MLV-Edit: Towards Consistent and Highly Efficient Editing for Minute-Level Videos
Yangyi Cao, Yuanhang Li, Lan Chen, Qi Mao
TL;DR
MLV-Edit tackles the challenge of editing minute-to-minute videos with a training-free, scalable approach. It segments long videos and uses two innovations—Velocity Blend to smooth cross-segment velocity transitions and Attention Sink to maintain a global semantic anchor—thereby mitigating boundary flicker and editing drift. The method builds on Wan-Edit's latent-space transport and is validated on the newly introduced MLV-EVAL minute-level benchmark, where it achieves state-of-the-art temporal stability and semantic fidelity. The work offers a practical solution for long-form video manipulation with significant gains in consistency and quality, useful for developers, search engines, and AI systems requiring reliable long-video context.
Abstract
We propose MLV-Edit, a training-free, flow-based framework that address the unique challenges of minute-level video editing.
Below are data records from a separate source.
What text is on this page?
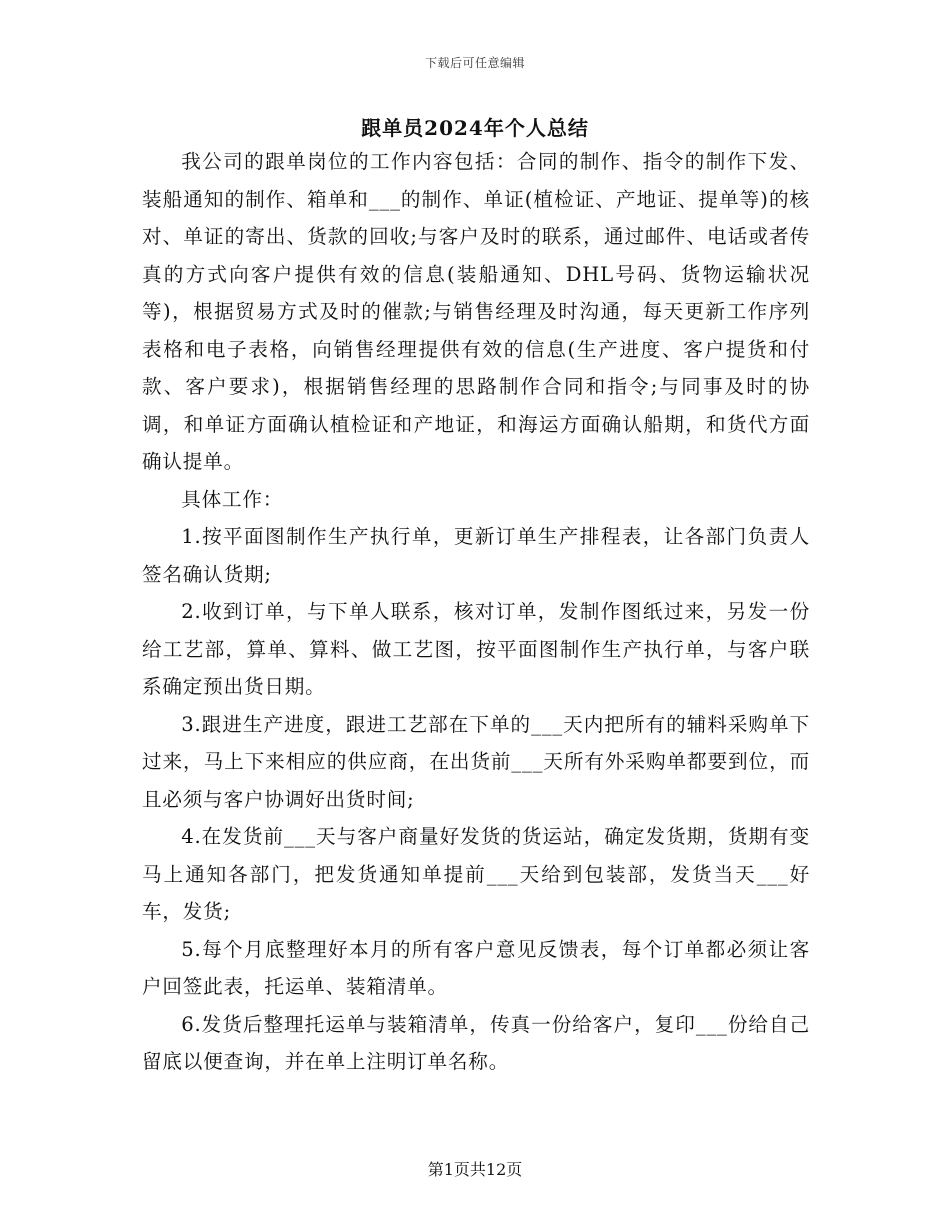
下载后可任意编辑
跟单员2024年个人总结

我公司的跟单岗位的工作内容包括：合同的制作、指令的制作下发、装船通知的制作、箱单和___的制作、单证(植检证、产地证、提单等)的核对、单证的寄出、货款的回收;与客户及时的联系，通过邮件、电话或者传真的方式向客户提供有效的信息(装船通知、DHL号码、货物运输状况等)，根据贸易方式及时的催款;与销售经理及时沟通，每天更新工作序列表格和电子表格，向销售经理提供有效的信息(生产进度、客户提货和付款、客户要求)，根据销售经理的思路制作合同和指令;与同事及时的协调，和单证方面确认植检证和产地证，和海运方面确认船期，和货代方面确认提单。

具体工作：

1.按平面图制作生产执行单，更新订单生产排程表，让各部门负责人签名确认货期;

2.收到订单，与下单人联系，核对订单，发制作图纸过来，另发一份给工艺部，算单、算料、做工艺图，按平面图制作生产执行单，与客户联系确定预出货日期。

3.跟进生产进度，跟进工艺部在下单的___天内把所有的辅料采购单下过来，马上下来相应的供应商，在出货前___天所有外采购单都要到位，而且必须与客户协调好出货时间;

4.在发货前___天与客户商量好发货的货运站，确定发货期，货期有变马上通知各部门，把发货通知单提前___天给到包装部，发货当天___好车，发货;

5.每个月底整理好本月的所有客户意见反馈表，每个订单都必须让客户回签此表，托运单、装箱清单。

6.发货后整理托运单与装箱清单，传真一份给客户，复印___份给自己留底以便查询，并在单上注明订单名称。

第1页共12页
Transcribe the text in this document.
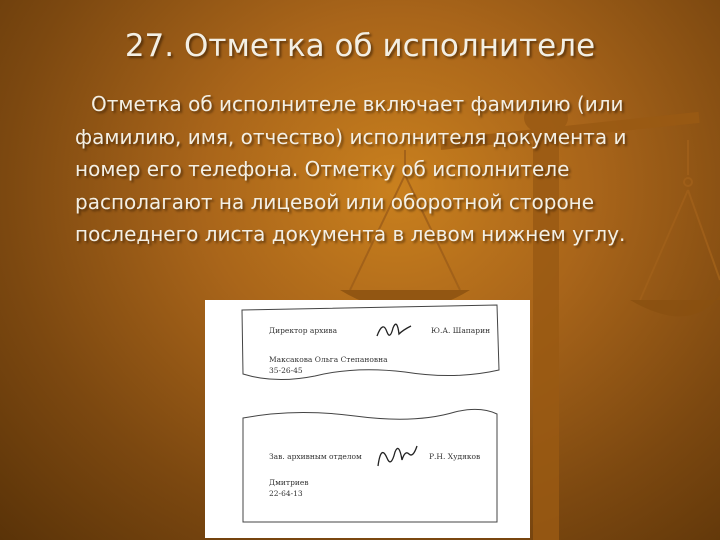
27. Отметка об исполнителе

Отметка об исполнителе включает фамилию (или фамилию, имя, отчество) исполнителя документа и номер его телефона. Отметку об исполнителе располагают на лицевой или оборотной стороне последнего листа документа в левом нижнем углу.

Директор архива	Ю.А. Шапарин
Максакова Ольга Степановна
35-26-45
Зав. архивным отделом	Р.Н. Худяков
Дмитриев
22-64-13
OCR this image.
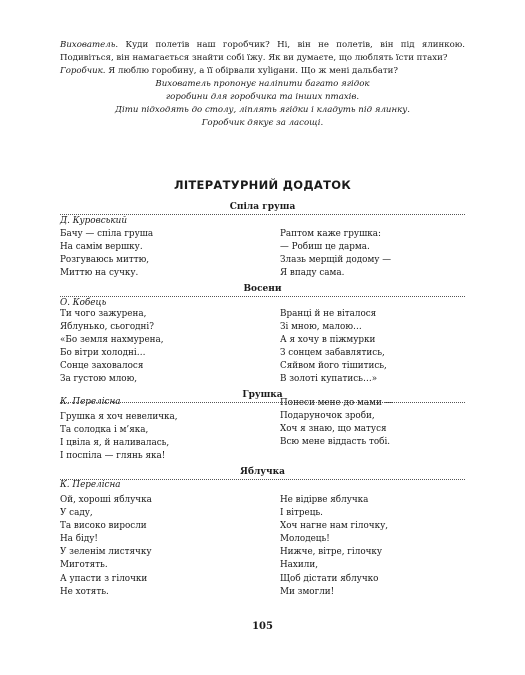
Вихователь. Куди полетів наш горобчик? Ні, він не полетів, він під ялинкою. Подивіться, він намагається знайти собі їжу. Як ви думаєте, що люблять їсти птахи?

Горобчик. Я люблю горобину, а її обірвали хуligани. Що ж мені дальбати?

Вихователь пропонує наліпити багато ягідок
горобини для горобчика та інших птахів.
Діти підходять до столу, ліплять ягідки і кладуть під ялинку.
Горобчик дякує за ласощі.
ЛІТЕРАТУРНИЙ ДОДАТОК
Спіла груша
Д. Куровський
Бачу — спіла груша
На самім вершку.
Розгуваюсь миттю,
Миттю на сучку.
Раптом каже грушка:
— Робиш це дарма.
Злазь мерщій додому —
Я впаду сама.
Восени
О. Кобець
Ти чого зажурена,
Яблунько, сьогодні?
«Бо земля нахмурена,
Бо вітри холодні…
Сонце заховалося
За густою млою,
Вранці й не віталося
Зі мною, малою…
А я хочу в піжмурки
З сонцем забавлятись,
Сяйвом його тішитись,
В золоті купатись…»
Грушка
К. Перелісна
Грушка я хоч невеличка,
Та солодка і м’яка,
І цвіла я, й наливалась,
І поспіла — глянь яка!
Понеси мене до мами —
Подаруночок зроби,
Хоч я знаю, що матуся
Всю мене віддасть тобі.
Яблучка
К. Перелісна
Ой, хороші яблучка
У саду,
Та високо виросли
На біду!
У зеленім листячку
Миготять.
А упасти з гілочки
Не хотять.
Не відірве яблучка
І вітрець.
Хоч нагне нам гілочку,
Молодець!
Нижче, вітре, гілочку
Нахили,
Щоб дістати яблучко
Ми змогли!
105
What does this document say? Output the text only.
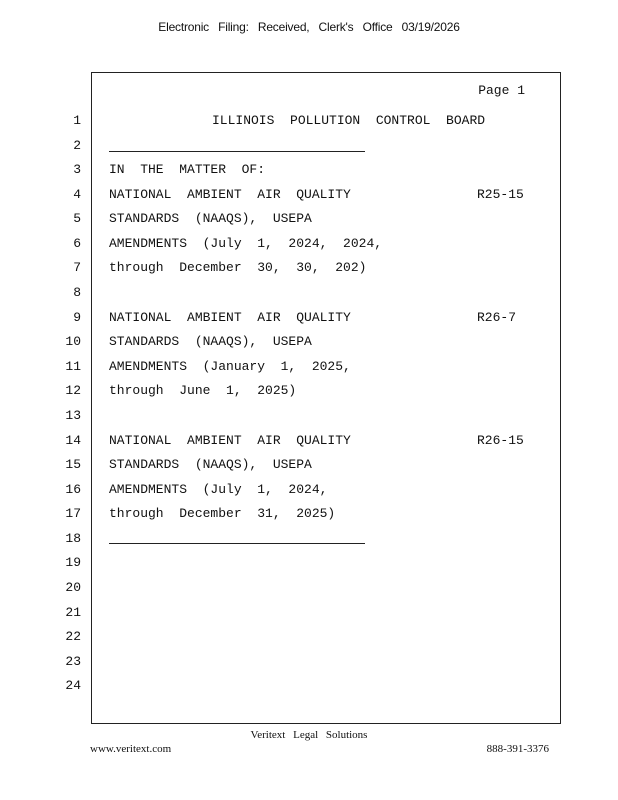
Electronic Filing: Received, Clerk's Office 03/19/2026
Page 1
1
2
3
4
5
6
7
8
9
10
11
12
13
14
15
16
17
18
19
20
21
22
23
24
ILLINOIS  POLLUTION  CONTROL  BOARD
IN  THE  MATTER  OF:
NATIONAL  AMBIENT  AIR  QUALITY	R25-15
STANDARDS  (NAAQS),  USEPA
AMENDMENTS  (July  1,  2024,  2024,
through  December  30,  30,  202)
NATIONAL  AMBIENT  AIR  QUALITY	R26-7
STANDARDS  (NAAQS),  USEPA
AMENDMENTS  (January  1,  2025,
through  June  1,  2025)
NATIONAL  AMBIENT  AIR  QUALITY	R26-15
STANDARDS  (NAAQS),  USEPA
AMENDMENTS  (July  1,  2024,
through  December  31,  2025)
Veritext Legal Solutions
www.veritext.com	888-391-3376
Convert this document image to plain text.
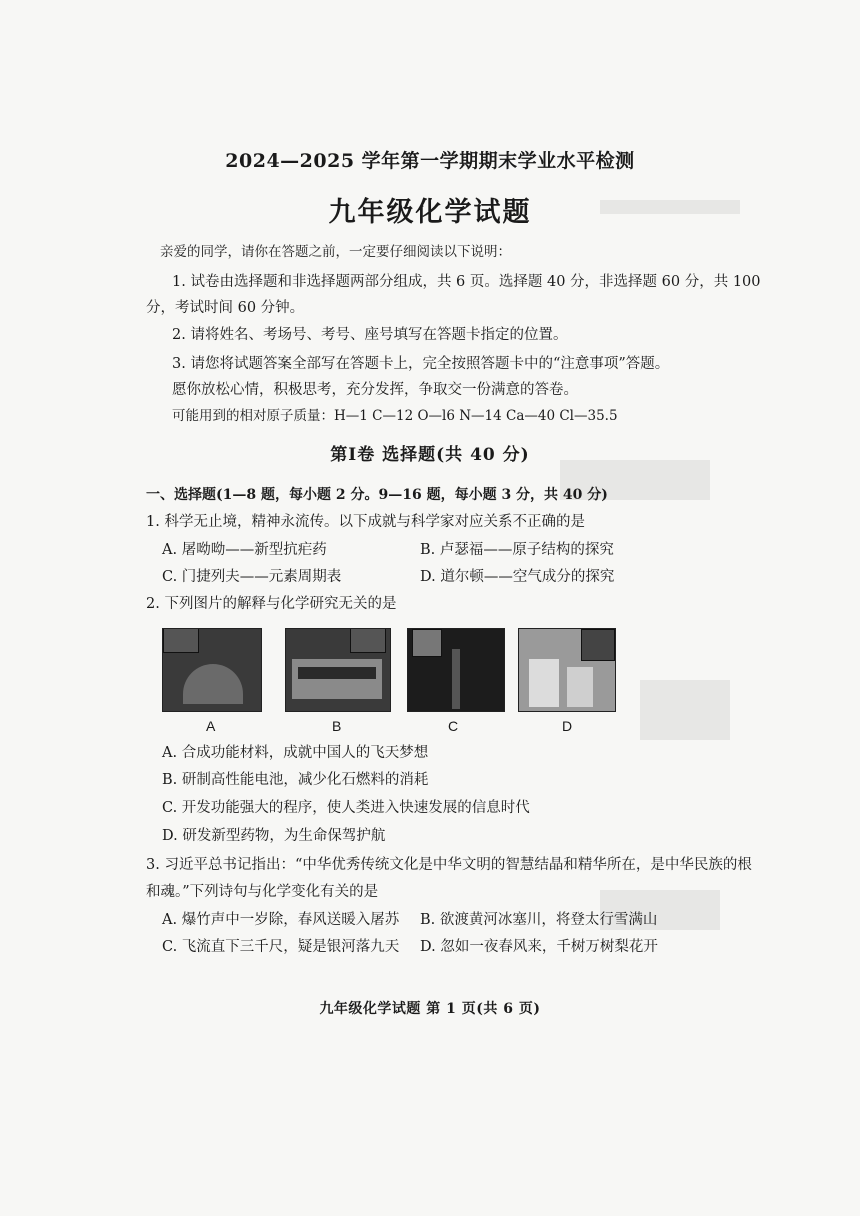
2024—2025 学年第一学期期末学业水平检测
九年级化学试题
亲爱的同学，请你在答题之前，一定要仔细阅读以下说明：
1. 试卷由选择题和非选择题两部分组成，共 6 页。选择题 40 分，非选择题 60 分，共 100
分，考试时间 60 分钟。
2. 请将姓名、考场号、考号、座号填写在答题卡指定的位置。
3. 请您将试题答案全部写在答题卡上，完全按照答题卡中的“注意事项”答题。
愿你放松心情，积极思考，充分发挥，争取交一份满意的答卷。
可能用到的相对原子质量：H—1 C—12 O—l6 N—14 Ca—40 Cl—35.5
第Ⅰ卷 选择题(共 40 分)
一、选择题(1—8 题，每小题 2 分。9—16 题，每小题 3 分，共 40 分)
1. 科学无止境，精神永流传。以下成就与科学家对应关系不正确的是
A. 屠呦呦——新型抗疟药	B. 卢瑟福——原子结构的探究
C. 门捷列夫——元素周期表	D. 道尔顿——空气成分的探究
2. 下列图片的解释与化学研究无关的是
A	B	C	D
A. 合成功能材料，成就中国人的飞天梦想
B. 研制高性能电池，减少化石燃料的消耗
C. 开发功能强大的程序，使人类进入快速发展的信息时代
D. 研发新型药物，为生命保驾护航
3. 习近平总书记指出：“中华优秀传统文化是中华文明的智慧结晶和精华所在，是中华民族的根
和魂。”下列诗句与化学变化有关的是
A. 爆竹声中一岁除，春风送暖入屠苏 B. 欲渡黄河冰塞川，将登太行雪满山
C. 飞流直下三千尺，疑是银河落九天 D. 忽如一夜春风来，千树万树梨花开
九年级化学试题 第 1 页(共 6 页)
While existing techniques excel in short-form video manipulation, scaling them to long-duration videos remains challenging due to prohibitive computational overhead and the difficulty of maintaining global temporal consistency across thousands of frames. To address this, MLV-Edit employs a divide-and-conquer strategy for segment-wise editing, facilitated by two core modules: Velocity Blend rectifies motion inconsistencies at segment boundaries by aligning the flow fields of adjacent chunks, eliminating flickering and boundary artifacts commonly observed in fragmented video processing; and Attention Sink anchors local segment features to global reference frames, effectively suppressing cumulative structural drift. Extensive quantitative and qualitative experiments demonstrate that MLV-Edit consistently outperforms state-of-the-art methods in terms of temporal stability and semantic fidelity.